A method is real only if outcomes move.

MetricWhy it mattersTarget trend
Spec completeness scoreMeasures ambiguity before executionUpward
Approval bypass incidentsDetects governance driftDownward
Rollback frequency (high-risk changes)Shows production quality under riskDownward
Mean lead time from spec to mergeBalances control with throughputStable to downward
Post-merge defect rateCore quality outcomeDownward

Template repo shape

nlpg-sdlc-template/
  docs/
    method/
      01-intent-to-spec.md
      02-spec-schema.md
      03-risk-taxonomy.md
      04-approval-gates.md
      05-ledger-format.md
      06-validation-harness.md
      examples/
        rbac.md
        stripe-billing.md
  nlpg/
    schemas/
      instruction.schema.json
      plan.schema.json
      ledger.schema.json
    policy/
      policy.yaml
    specs/
    plans/
    ledger/
  app/
  supabase/
    migrations/
  .github/
    workflows/
      ci.yaml

Minimal CLI surface

nlpg init
nlpg spec new
nlpg spec validate
nlpg plan
nlpg run
nlpg gate
nlpg ledger view
nlpg pr create

A practical storage model is file-first: specs and plans as YAML, ledger as append-only JSONL.

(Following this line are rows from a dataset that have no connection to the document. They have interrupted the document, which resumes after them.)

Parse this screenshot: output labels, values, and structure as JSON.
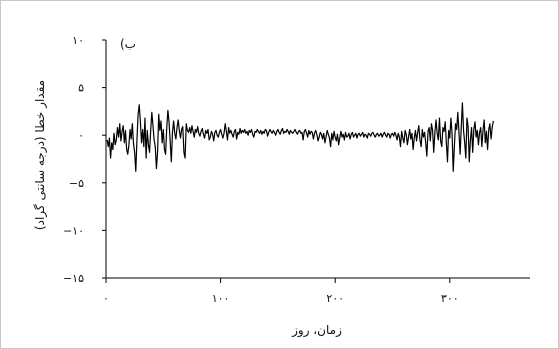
{
  "chart_data": {
    "type": "line",
    "panel_label": "ب)",
    "xlabel": "زمان، روز",
    "ylabel": "مقدار خطا (درجه سانتی گراد)",
    "xlim": [
      0,
      370
    ],
    "ylim": [
      -15,
      10
    ],
    "x_ticks": [
      0,
      100,
      200,
      300
    ],
    "x_tick_labels": [
      "۰",
      "۱۰۰",
      "۲۰۰",
      "۳۰۰"
    ],
    "y_ticks": [
      10,
      5,
      0,
      -5,
      -10,
      -15
    ],
    "y_tick_labels": [
      "۱۰",
      "۵",
      "۰",
      "−۵",
      "−۱۰",
      "−۱۵"
    ],
    "grid": false,
    "line_color": "#000000",
    "series": [
      {
        "values": [
          -0.5,
          -1.2,
          -0.3,
          -2.4,
          -0.8,
          -1.5,
          0.2,
          -1.0,
          -0.5,
          0.8,
          -0.2,
          1.2,
          -0.6,
          0.4,
          1.0,
          -0.8,
          0.5,
          -1.5,
          -2.0,
          -1.0,
          0.6,
          -0.4,
          1.2,
          -0.9,
          -1.8,
          -3.8,
          -0.5,
          2.2,
          3.2,
          1.4,
          -0.8,
          0.6,
          -1.2,
          1.8,
          -2.4,
          0.5,
          -1.0,
          -1.8,
          0.5,
          2.4,
          1.0,
          -0.5,
          -1.2,
          -3.5,
          -1.8,
          2.2,
          0.5,
          1.5,
          -0.8,
          0.6,
          -1.5,
          -2.0,
          0.8,
          2.6,
          1.4,
          -0.6,
          -2.8,
          0.3,
          1.5,
          0.2,
          -0.4,
          0.8,
          1.6,
          0.5,
          -0.3,
          0.6,
          0.9,
          -1.8,
          -2.4,
          1.2,
          0.5,
          0.3,
          0.8,
          0.2,
          1.0,
          0.4,
          -0.2,
          0.6,
          0.3,
          0.9,
          0.2,
          -0.1,
          0.4,
          0.7,
          0.1,
          -0.3,
          0.5,
          0.2,
          0.6,
          -0.5,
          -0.2,
          0.4,
          0.1,
          -0.6,
          0.3,
          0.5,
          0.0,
          -0.2,
          0.3,
          0.6,
          0.1,
          -0.3,
          0.2,
          1.2,
          0.4,
          -0.5,
          0.8,
          0.2,
          0.5,
          0.1,
          -0.2,
          0.4,
          0.6,
          -0.4,
          0.3,
          0.1,
          0.7,
          0.2,
          0.5,
          0.3,
          0.6,
          0.2,
          0.4,
          0.0,
          0.5,
          0.3,
          0.6,
          0.1,
          -0.2,
          0.4,
          0.3,
          0.6,
          0.4,
          0.2,
          0.5,
          0.1,
          0.4,
          0.2,
          0.6,
          0.5,
          -0.1,
          0.3,
          0.6,
          0.4,
          0.2,
          0.5,
          0.3,
          0.0,
          0.4,
          0.6,
          0.3,
          0.1,
          0.5,
          0.7,
          0.2,
          0.4,
          0.3,
          0.6,
          0.4,
          0.1,
          0.5,
          0.3,
          0.2,
          0.4,
          0.6,
          0.3,
          0.1,
          0.4,
          0.5,
          0.2,
          0.3,
          -0.5,
          0.4,
          0.6,
          0.2,
          -0.2,
          0.5,
          0.1,
          0.4,
          0.3,
          -0.4,
          0.2,
          0.5,
          0.1,
          -0.6,
          -0.2,
          0.3,
          0.1,
          -0.4,
          0.2,
          -0.8,
          -0.2,
          0.5,
          0.1,
          -0.3,
          -1.2,
          0.2,
          -0.5,
          0.4,
          -0.2,
          -0.6,
          0.1,
          -1.0,
          -0.3,
          0.4,
          -0.2,
          0.1,
          -0.5,
          0.3,
          -0.2,
          -0.1,
          0.2,
          -0.4,
          0.1,
          0.3,
          -0.2,
          0.0,
          0.2,
          -0.3,
          0.1,
          0.2,
          -0.1,
          0.1,
          0.3,
          -0.2,
          0.1,
          0.0,
          -0.3,
          0.2,
          0.1,
          -0.1,
          0.2,
          0.3,
          0.0,
          -0.2,
          0.1,
          0.2,
          -0.1,
          0.0,
          0.2,
          -0.2,
          0.1,
          0.3,
          0.0,
          -0.2,
          0.2,
          0.1,
          -0.3,
          0.1,
          0.2,
          -0.1,
          0.3,
          0.0,
          -0.5,
          0.2,
          -0.2,
          -1.2,
          0.4,
          -0.3,
          -0.8,
          0.5,
          0.1,
          -1.0,
          -0.2,
          0.6,
          -0.4,
          0.2,
          -1.5,
          -0.3,
          0.5,
          -0.6,
          0.3,
          1.0,
          -0.5,
          -1.2,
          0.6,
          -0.2,
          0.3,
          -0.8,
          -2.2,
          0.4,
          0.8,
          -0.6,
          1.2,
          0.5,
          -1.8,
          0.3,
          1.6,
          0.2,
          -0.5,
          1.8,
          -0.6,
          -1.2,
          0.8,
          0.4,
          1.4,
          -0.8,
          -2.8,
          0.5,
          -0.3,
          1.8,
          0.2,
          -3.8,
          -1.2,
          1.2,
          0.6,
          2.4,
          0.3,
          -2.0,
          0.8,
          3.4,
          0.5,
          -0.8,
          -2.4,
          1.8,
          0.9,
          -2.8,
          -0.5,
          0.8,
          -1.8,
          0.6,
          1.4,
          -0.2,
          0.5,
          -1.0,
          0.3,
          0.8,
          -1.2,
          0.5,
          1.6,
          -0.8,
          0.4,
          -1.5,
          0.6,
          1.2,
          -0.4,
          0.8,
          1.5
        ]
      }
    ]
  }
}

What this changes in practice

NLPg-assisted SDLC changes your engineering center of gravity. The differentiator is no longer how fast code appears. It is how reliably intent becomes governed, verifiable change.

Treat language as contract, compilation as control, and governance as default. Speed then compounds instead of amplifying risk.

Proof Block

  • 16-minute deep dive on NLPg SDLC architecture
  • Core reference for from-prompt-to-production.mdx
  • Referenced in tech-stack documentation

FAQ

What is NLPg SDLC?

NLPg (Natural Language Process Governance) SDLC is a language-first software development lifecycle where natural language is the primary artifact and code is an execution artifact. It optimizes for reliable delivery over time rather than local coding speed.

How does NLPg differ from vibe coding?

Vibe coding prioritizes immediate productivity by accepting AI-generated code without systematic validation. NLPg SDLC adds governance layers including intent specification, risk assessment, interface design, validation, monitoring, and human fallback to ensure reliable delivery.

What are the key components of an NLPg tech stack?

The stack includes: intent parsing (converting natural language to structured intent), instruction compilation (transforming intent to executable specifications), execution governance (runtime controls and policy gates), validation layers (output verification), and observability (runtime monitoring and drift detection).